Perturbation Bounds for (Nearly) Orthogonally Decomposable Tensors

TL;DR

This paper establishes deterministic perturbation bounds for orthogonally decomposable tensors, revealing unique effects of perturbations on singular values and vectors, with applications in spectral learning and tensor SVD.

Contribution

It introduces novel perturbation bounds for higher-order tensors that differ from matrix results, enabling better analysis in spectral learning tasks.

Findings

Perturbation affects each singular value/vector independently.

Effect on singular vectors is independent of multiplicity or proximity to other singular values.
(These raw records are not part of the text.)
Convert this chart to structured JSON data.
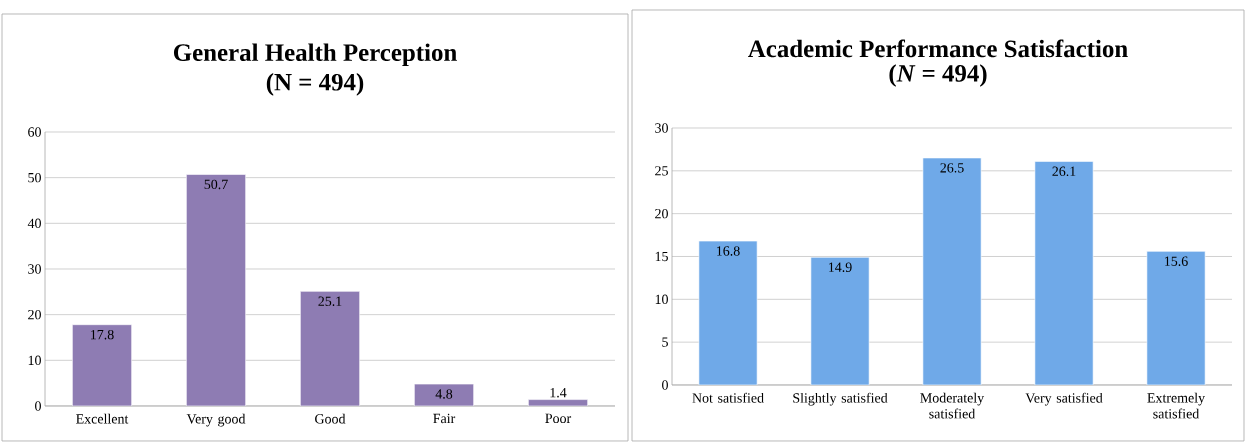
{
  "chart_data": [
    {
      "type": "bar",
      "title": "General Health Perception",
      "subtitle": "(N = 494)",
      "categories": [
        "Excellent",
        "Very good",
        "Good",
        "Fair",
        "Poor"
      ],
      "values": [
        17.8,
        50.7,
        25.1,
        4.8,
        1.4
      ],
      "color": "#8e7cb3",
      "ylim": [
        0,
        60
      ],
      "yticks": [
        0,
        10,
        20,
        30,
        40,
        50,
        60
      ],
      "grid": "y",
      "data_labels": true
    },
    {
      "type": "bar",
      "title": "Academic Performance Satisfaction",
      "subtitle": "(*N* = 494)",
      "categories": [
        "Not satisfied",
        "Slightly satisfied",
        "Moderately satisfied",
        "Very satisfied",
        "Extremely satisfied"
      ],
      "values": [
        16.8,
        14.9,
        26.5,
        26.1,
        15.6
      ],
      "color": "#6fa9e8",
      "ylim": [
        0,
        30
      ],
      "yticks": [
        0,
        5,
        10,
        15,
        20,
        25,
        30
      ],
      "grid": "y",
      "data_labels": true
    }
  ]
}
Bounds facilitate deriving optimal convergence rates in tensor spectral learning.

Abstract

We develop deterministic perturbation bounds for singular values and vectors of orthogonally decomposable tensors, in a spirit similar to classical results for matrices such as those due to Weyl, Davis, Kahan and Wedin. Our bounds demonstrate intriguing differences between matrices and higher-order tensors. Most notably, they indicate that for higher-order tensors perturbation affects each essential singular value/vector in isolation, and its effect on an essential singular vector does not depend on the multiplicity of its corresponding singular value or its distance from other singular values. Our results can be readily applied and provide a unified treatment to many different problems in statistics and machine learning involving spectral learning of higher-order orthogonally decomposable tensors. In particular, we illustrate the implications of our bounds in the context of high dimensional tensor SVD problem, and how it can be used to derive optimal rates of convergence for spectral learning.